Many crank power meters assume rider symmetry. We aren't. But you don't need a power meter.
The easiest real world way to find out is to ride on a quiet bike path or quiet road. Slight uphill useful, and nobbies help but road tires work too.
WAAAaaahWAAAaaahWAAAaaahWAAAaaah. (Symmetric power application.)
WAAAaaahWAAAaaahWAAAaaahWAAAaaah. (Asymmetric power application.)

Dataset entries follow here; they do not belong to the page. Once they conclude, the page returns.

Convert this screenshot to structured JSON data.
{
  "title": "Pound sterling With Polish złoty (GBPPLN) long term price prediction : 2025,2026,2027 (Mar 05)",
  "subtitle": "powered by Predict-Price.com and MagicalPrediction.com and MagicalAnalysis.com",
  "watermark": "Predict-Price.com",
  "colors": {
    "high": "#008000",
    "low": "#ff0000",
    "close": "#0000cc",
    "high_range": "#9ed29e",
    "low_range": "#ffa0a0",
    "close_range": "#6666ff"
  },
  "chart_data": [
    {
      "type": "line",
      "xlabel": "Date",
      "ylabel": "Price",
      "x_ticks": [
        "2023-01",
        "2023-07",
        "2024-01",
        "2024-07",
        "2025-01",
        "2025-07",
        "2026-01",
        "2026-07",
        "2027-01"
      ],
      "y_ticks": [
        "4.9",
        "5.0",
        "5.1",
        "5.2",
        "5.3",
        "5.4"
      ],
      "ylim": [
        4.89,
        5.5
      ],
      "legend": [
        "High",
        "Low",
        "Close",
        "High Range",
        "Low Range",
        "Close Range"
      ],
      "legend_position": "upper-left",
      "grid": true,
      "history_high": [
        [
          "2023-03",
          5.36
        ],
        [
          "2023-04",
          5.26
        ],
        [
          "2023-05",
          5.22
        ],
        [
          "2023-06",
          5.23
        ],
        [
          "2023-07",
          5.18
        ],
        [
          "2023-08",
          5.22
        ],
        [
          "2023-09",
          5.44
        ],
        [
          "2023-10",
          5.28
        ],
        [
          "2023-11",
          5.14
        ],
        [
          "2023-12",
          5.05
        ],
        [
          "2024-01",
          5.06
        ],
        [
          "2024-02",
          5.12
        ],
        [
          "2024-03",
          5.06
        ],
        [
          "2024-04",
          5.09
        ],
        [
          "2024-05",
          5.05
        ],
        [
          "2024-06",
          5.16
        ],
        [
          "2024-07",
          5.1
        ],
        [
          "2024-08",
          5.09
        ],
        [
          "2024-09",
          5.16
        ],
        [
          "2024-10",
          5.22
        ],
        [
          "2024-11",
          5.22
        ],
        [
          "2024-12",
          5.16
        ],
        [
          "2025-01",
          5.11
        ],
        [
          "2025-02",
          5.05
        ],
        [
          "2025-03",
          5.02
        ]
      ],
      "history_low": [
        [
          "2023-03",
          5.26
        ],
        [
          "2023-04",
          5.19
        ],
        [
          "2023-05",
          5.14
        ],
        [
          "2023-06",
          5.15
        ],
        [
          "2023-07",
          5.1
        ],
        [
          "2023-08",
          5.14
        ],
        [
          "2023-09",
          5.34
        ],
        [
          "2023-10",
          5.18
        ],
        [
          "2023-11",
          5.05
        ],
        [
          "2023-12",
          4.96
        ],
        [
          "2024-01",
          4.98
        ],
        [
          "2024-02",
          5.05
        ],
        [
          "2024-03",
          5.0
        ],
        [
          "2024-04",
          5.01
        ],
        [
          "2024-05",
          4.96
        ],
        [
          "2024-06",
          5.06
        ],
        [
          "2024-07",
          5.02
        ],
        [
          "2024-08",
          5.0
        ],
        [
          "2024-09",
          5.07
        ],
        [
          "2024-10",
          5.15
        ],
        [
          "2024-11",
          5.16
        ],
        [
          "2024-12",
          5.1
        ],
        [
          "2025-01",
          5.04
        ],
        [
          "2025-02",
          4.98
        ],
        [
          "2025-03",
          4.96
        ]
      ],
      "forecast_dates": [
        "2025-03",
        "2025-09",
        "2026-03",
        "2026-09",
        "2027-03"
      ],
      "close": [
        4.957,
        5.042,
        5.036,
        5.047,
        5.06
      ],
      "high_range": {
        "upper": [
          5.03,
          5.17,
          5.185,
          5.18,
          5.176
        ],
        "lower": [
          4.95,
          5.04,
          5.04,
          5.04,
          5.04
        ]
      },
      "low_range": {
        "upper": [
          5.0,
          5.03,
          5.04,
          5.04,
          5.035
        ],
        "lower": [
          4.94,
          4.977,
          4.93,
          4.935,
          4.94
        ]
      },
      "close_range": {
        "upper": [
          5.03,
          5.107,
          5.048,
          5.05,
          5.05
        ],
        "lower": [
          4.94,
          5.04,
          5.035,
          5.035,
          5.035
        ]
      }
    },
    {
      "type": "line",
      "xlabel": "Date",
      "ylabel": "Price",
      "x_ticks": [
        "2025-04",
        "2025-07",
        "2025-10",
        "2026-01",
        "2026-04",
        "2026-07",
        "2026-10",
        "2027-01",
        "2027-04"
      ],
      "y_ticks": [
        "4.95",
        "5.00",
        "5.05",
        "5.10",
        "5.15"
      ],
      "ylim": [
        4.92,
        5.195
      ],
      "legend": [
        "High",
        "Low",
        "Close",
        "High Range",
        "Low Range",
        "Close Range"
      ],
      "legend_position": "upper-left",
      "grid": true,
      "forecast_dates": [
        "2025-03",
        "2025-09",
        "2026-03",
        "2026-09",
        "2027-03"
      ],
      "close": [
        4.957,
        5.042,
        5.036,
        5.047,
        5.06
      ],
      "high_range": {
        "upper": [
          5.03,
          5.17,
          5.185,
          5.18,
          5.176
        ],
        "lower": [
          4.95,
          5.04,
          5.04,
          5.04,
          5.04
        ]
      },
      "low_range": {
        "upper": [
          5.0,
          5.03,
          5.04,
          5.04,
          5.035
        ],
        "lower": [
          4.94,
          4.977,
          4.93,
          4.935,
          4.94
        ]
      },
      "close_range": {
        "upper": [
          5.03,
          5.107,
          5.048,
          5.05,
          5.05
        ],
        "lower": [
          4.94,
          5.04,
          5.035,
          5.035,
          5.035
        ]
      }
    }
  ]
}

WAAAaaahwaaaaaahWAAAaaahwaaaaaah. (Physical therapy to work that left leg.)
WAAAaaaaaaaaaaaahWAAAaaaaaaaaaaaah. (Single-leg training.)
And of course:
WAAAWAAAWAAAWAAAWAAAWAAAWAAAWAAA. (Spin class.)
BOOMBOOMBOOMBOOMBOOMBOOMBOOMBOOM. (Spin class bass line.)
KEEP IT QUICK COME ON. STARTING TO BURN A LITTLE? (Spin class instructor.)
Finally, some asymmetry is perfectly normal. Effects runners too. Before you think symmetric is obvioulsy better, Usain Bolt has an asymmetric stride.
-mr. bill
Last edited by mr_bill; 11-01-19 at 10:53 AM.